Even as police searched for suspects and fears of more bombs continued, locals said the explosions will be a blow to tourism, a critical source of income. Governments including the U.S., Germany, Australia and Britain advised their citizens traveling in Thailand to take precautions.
Henrik Buuz, 62, of Denmark sipped beer in a Hua Hin hotel lobby Friday. He said that while he might not have taken security seriously in the past, he no longer felt safe. Streets were eerily quiet for the beginning of a three-day holiday.
"No, no, no, no. Now we don't think it's funny anymore," said Buuz, as bomb-sniffing dogs patrolled nearby beaches.
Tourism already suffered a setback nearly a year ago after a bomb blast ripped through a Bangkok, killing 20 people, mostly visitors from other Asian countries.
Friday's attacks were a new blow.
"This ruins business. Hotels, restaurants, tours, we were already suffering, but this, it's going to ruin our lives," said Hua Hin Adventure Tours guide Natsupa Dechapanya.
Natsupa raced Friday from hotel to hotel, visiting clients and warning them not to go outside, especially where people gather. She was also fielding cancellation calls, although she was staying away from her office, opposite a clock tower where Friday's bombs went off.
"I'm scared. It's bad," she said. "We think of this as a safe town, but now everyone is fearful. We feel like we're not safe."
Thailand's economy has struggled since a 2014 military coup; investors grew wary and have stayed away, but tourists came back, even after last year's shrine bombing. More than 14 million people visited between January and May 2016 — up from
12.5 million the year before, according to the Tourism Authority of Thailand.
Earlier attacks have been tied to political turmoil. The latest explosions came less than a week after voters approved a new, junta-backed constitution. Friday was a national holiday in Thailand marking the Queen's birthday, also Mother's Day.
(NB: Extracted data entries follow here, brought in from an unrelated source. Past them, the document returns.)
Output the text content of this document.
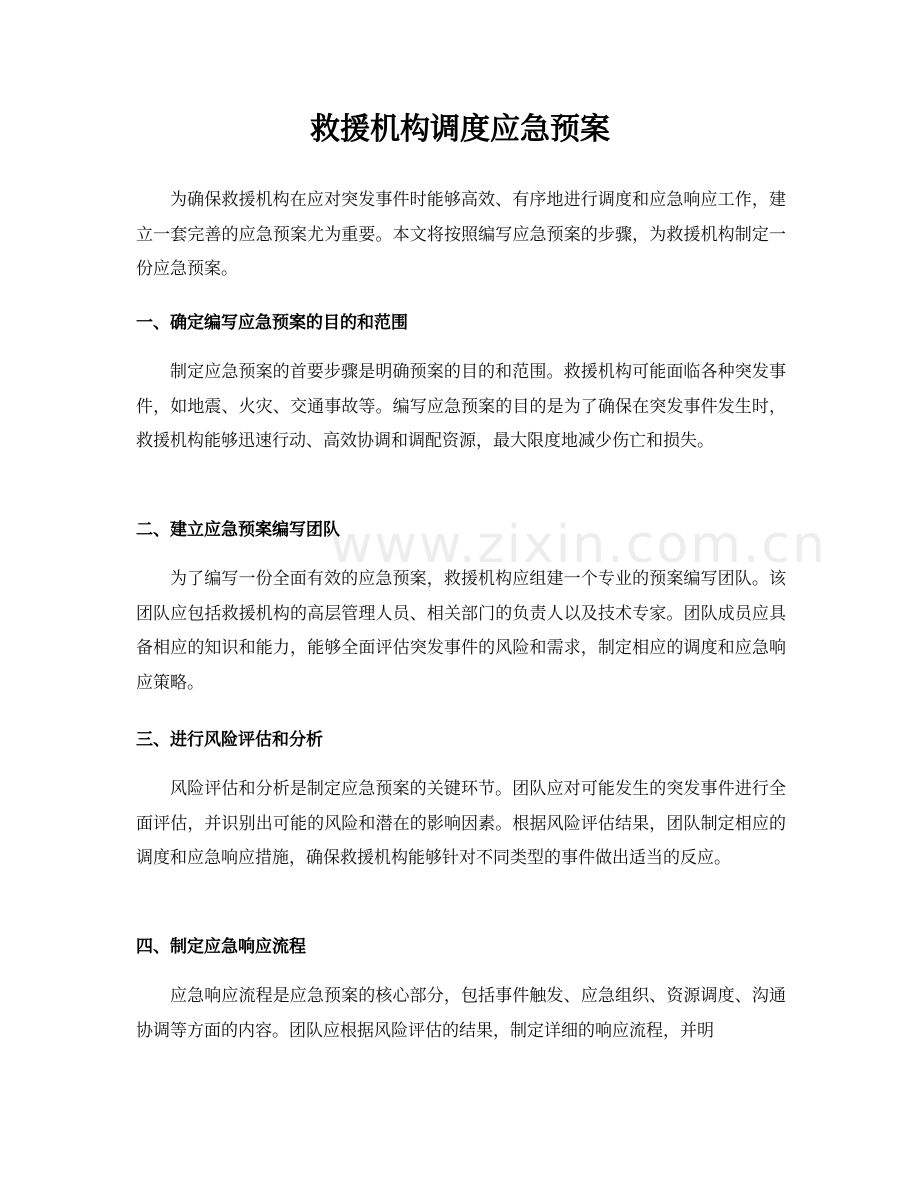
救援机构调度应急预案

为确保救援机构在应对突发事件时能够高效、有序地进行调度和应急响应工作，建立一套完善的应急预案尤为重要。本文将按照编写应急预案的步骤，为救援机构制定一份应急预案。

一、确定编写应急预案的目的和范围

制定应急预案的首要步骤是明确预案的目的和范围。救援机构可能面临各种突发事件，如地震、火灾、交通事故等。编写应急预案的目的是为了确保在突发事件发生时，救援机构能够迅速行动、高效协调和调配资源，最大限度地减少伤亡和损失。

二、建立应急预案编写团队

为了编写一份全面有效的应急预案，救援机构应组建一个专业的预案编写团队。该团队应包括救援机构的高层管理人员、相关部门的负责人以及技术专家。团队成员应具备相应的知识和能力，能够全面评估突发事件的风险和需求，制定相应的调度和应急响应策略。

三、进行风险评估和分析

风险评估和分析是制定应急预案的关键环节。团队应对可能发生的突发事件进行全面评估，并识别出可能的风险和潜在的影响因素。根据风险评估结果，团队制定相应的调度和应急响应措施，确保救援机构能够针对不同类型的事件做出适当的反应。

四、制定应急响应流程

应急响应流程是应急预案的核心部分，包括事件触发、应急组织、资源调度、沟通协调等方面的内容。团队应根据风险评估的结果，制定详细的响应流程，并明

www.zixin.com.cn
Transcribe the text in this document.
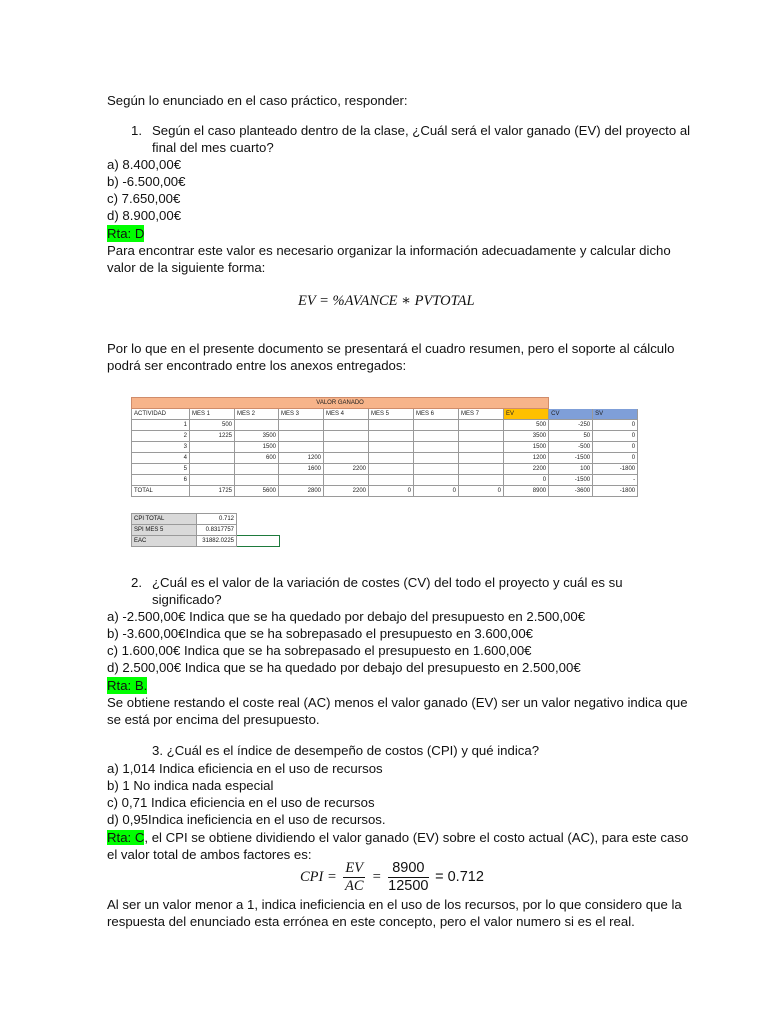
Según lo enunciado en el caso práctico, responder:
1. Según el caso planteado dentro de la clase, ¿Cuál será el valor ganado (EV) del proyecto al
final del mes cuarto?
a) 8.400,00€
b) -6.500,00€
c) 7.650,00€
d) 8.900,00€
Rta: D
Para encontrar este valor es necesario organizar la información adecuadamente y calcular dicho
valor de la siguiente forma:
EV = %AVANCE ∗ PVTOTAL
Por lo que en el presente documento se presentará el cuadro resumen, pero el soporte al cálculo
podrá ser encontrado entre los anexos entregados:
VALOR GANADO										
ACTIVIDAD	MES 1	MES 2	MES 3	MES 4	MES 5	MES 6	MES 7	EV	CV	SV
1	500							500	-250	0
2	1225	3500						3500	50	0
3		1500						1500	-500	0
4		600	1200					1200	-1500	0
5			1600	2200				2200	100	-1800
6								0	-1500	-
TOTAL	1725	5600	2800	2200	0	0	0	8900	-3600	-1800
CPI TOTAL	0.712	
SPI MES 5	0.8317757	
EAC	31882.0225	
2. ¿Cuál es el valor de la variación de costes (CV) del todo el proyecto y cuál es su
significado?
a) -2.500,00€ Indica que se ha quedado por debajo del presupuesto en 2.500,00€
b) -3.600,00€Indica que se ha sobrepasado el presupuesto en 3.600,00€
c) 1.600,00€ Indica que se ha sobrepasado el presupuesto en 1.600,00€
d) 2.500,00€ Indica que se ha quedado por debajo del presupuesto en 2.500,00€
Rta: B.
Se obtiene restando el coste real (AC) menos el valor ganado (EV) ser un valor negativo indica que
se está por encima del presupuesto.
3. ¿Cuál es el índice de desempeño de costos (CPI) y qué indica?
a) 1,014 Indica eficiencia en el uso de recursos
b) 1 No indica nada especial
c) 0,71 Indica eficiencia en el uso de recursos
d) 0,95Indica ineficiencia en el uso de recursos.
Rta: C, el CPI se obtiene dividiendo el valor ganado (EV) sobre el costo actual (AC), para este caso
el valor total de ambos factores es:
CPI = $\frac{EV}{AC} = \frac{8900}{12500} = 0.712$
Al ser un valor menor a 1, indica ineficiencia en el uso de los recursos, por lo que considero que la
respuesta del enunciado esta errónea en este concepto, pero el valor numero si es el real.
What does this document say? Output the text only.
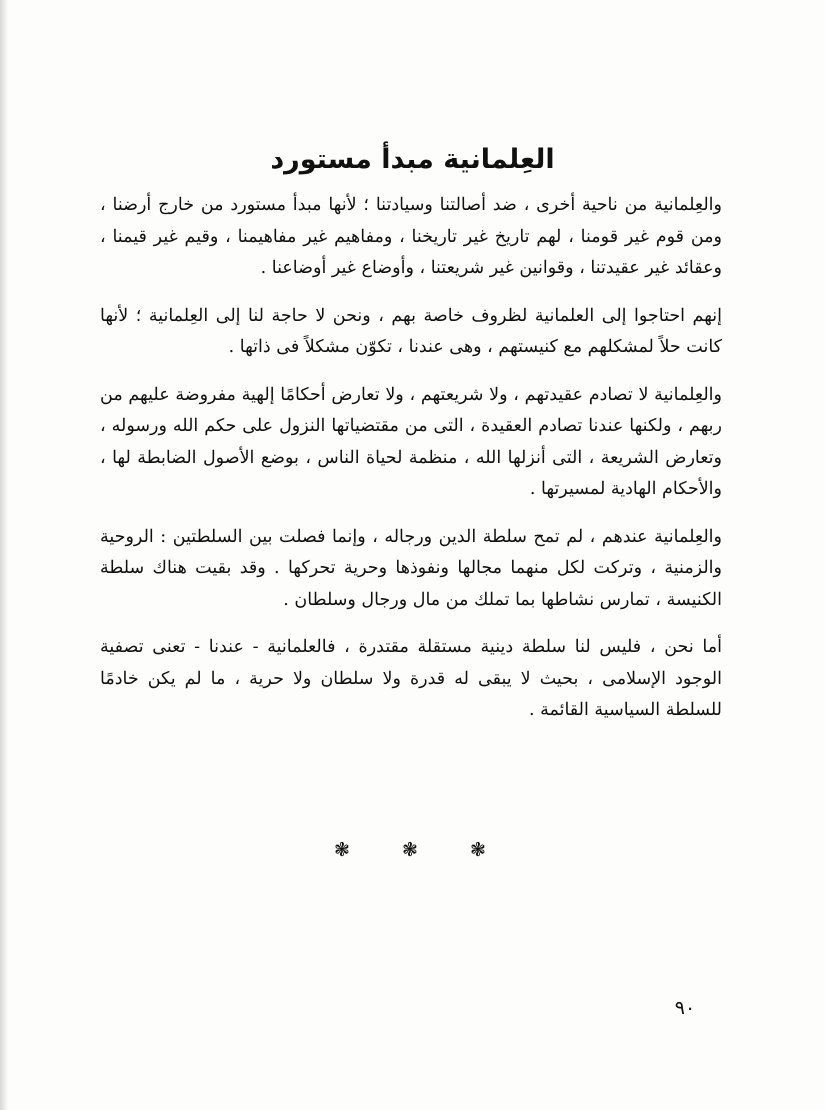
العِلمانية مبدأ مستورد

والعِلمانية من ناحية أخرى ، ضد أصالتنا وسيادتنا ؛ لأنها مبدأ مستورد من خارج أرضنا ، ومن قوم غير قومنا ، لهم تاريخ غير تاريخنا ، ومفاهيم غير مفاهيمنا ، وقيم غير قيمنا ، وعقائد غير عقيدتنا ، وقوانين غير شريعتنا ، وأوضاع غير أوضاعنا .

إنهم احتاجوا إلى العلمانية لظروف خاصة بهم ، ونحن لا حاجة لنا إلى العِلمانية ؛ لأنها كانت حلاً لمشكلهم مع كنيستهم ، وهى عندنا ، تكوّن مشكلاً فى ذاتها .

والعِلمانية لا تصادم عقيدتهم ، ولا شريعتهم ، ولا تعارض أحكامًا إلهية مفروضة عليهم من ربهم ، ولكنها عندنا تصادم العقيدة ، التى من مقتضياتها النزول على حكم الله ورسوله ، وتعارض الشريعة ، التى أنزلها الله ، منظمة لحياة الناس ، بوضع الأصول الضابطة لها ، والأحكام الهادية لمسيرتها .

والعِلمانية عندهم ، لم تمح سلطة الدين ورجاله ، وإنما فصلت بين السلطتين : الروحية والزمنية ، وتركت لكل منهما مجالها ونفوذها وحرية تحركها . وقد بقيت هناك سلطة الكنيسة ، تمارس نشاطها بما تملك من مال ورجال وسلطان .

أما نحن ، فليس لنا سلطة دينية مستقلة مقتدرة ، فالعلمانية - عندنا - تعنى تصفية الوجود الإسلامى ، بحيث لا يبقى له قدرة ولا سلطان ولا حرية ، ما لم يكن خادمًا للسلطة السياسية القائمة .

❃	❃	❃
٩٠
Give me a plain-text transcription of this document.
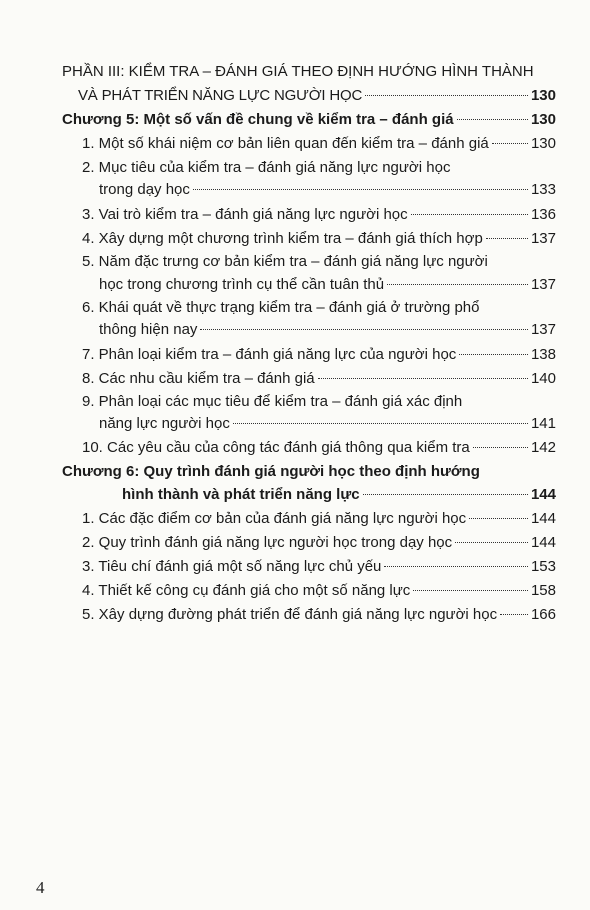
PHẦN III: KIỂM TRA – ĐÁNH GIÁ THEO ĐỊNH HƯỚNG HÌNH THÀNH
VÀ PHÁT TRIỂN NĂNG LỰC NGƯỜI HỌC	130
Chương 5: Một số vấn đề chung về kiểm tra – đánh giá	130
1. Một số khái niệm cơ bản liên quan đến kiểm tra – đánh giá	130
2. Mục tiêu của kiểm tra – đánh giá năng lực người học
trong dạy học	133
3. Vai trò kiểm tra – đánh giá năng lực người học	136
4. Xây dựng một chương trình kiểm tra – đánh giá thích hợp	137
5. Năm đặc trưng cơ bản kiểm tra – đánh giá năng lực người
học trong chương trình cụ thể cần tuân thủ	137
6. Khái quát về thực trạng kiểm tra – đánh giá ở trường phổ
thông hiện nay	137
7. Phân loại kiểm tra – đánh giá năng lực của người học	138
8. Các nhu cầu kiểm tra – đánh giá	140
9. Phân loại các mục tiêu để kiểm tra – đánh giá xác định
năng lực người học	141
10. Các yêu cầu của công tác đánh giá thông qua kiểm tra	142
Chương 6: Quy trình đánh giá người học theo định hướng
hình thành và phát triển năng lực	144
1. Các đặc điểm cơ bản của đánh giá năng lực người học	144
2. Quy trình đánh giá năng lực người học trong dạy học	144
3. Tiêu chí đánh giá một số năng lực chủ yếu	153
4. Thiết kế công cụ đánh giá cho một số năng lực	158
5. Xây dựng đường phát triển để đánh giá năng lực người học 166
4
Sirasit Teimtontanin, a manager at City Beach Resort in Hua Hin, said one of Friday's explosions went off about 300 meters from the front door. Stores, shopping malls and movie theaters were closed. More than 15 rooms had been canceled within hours.
"We've never had anything like this in our city," he said.
AP writer Rod McGuirk in Canberra, Australia, and video journalist Jerry Harmer in Hua Hin, Thailand, contributed to this report. Mendoza reported from Bangkok.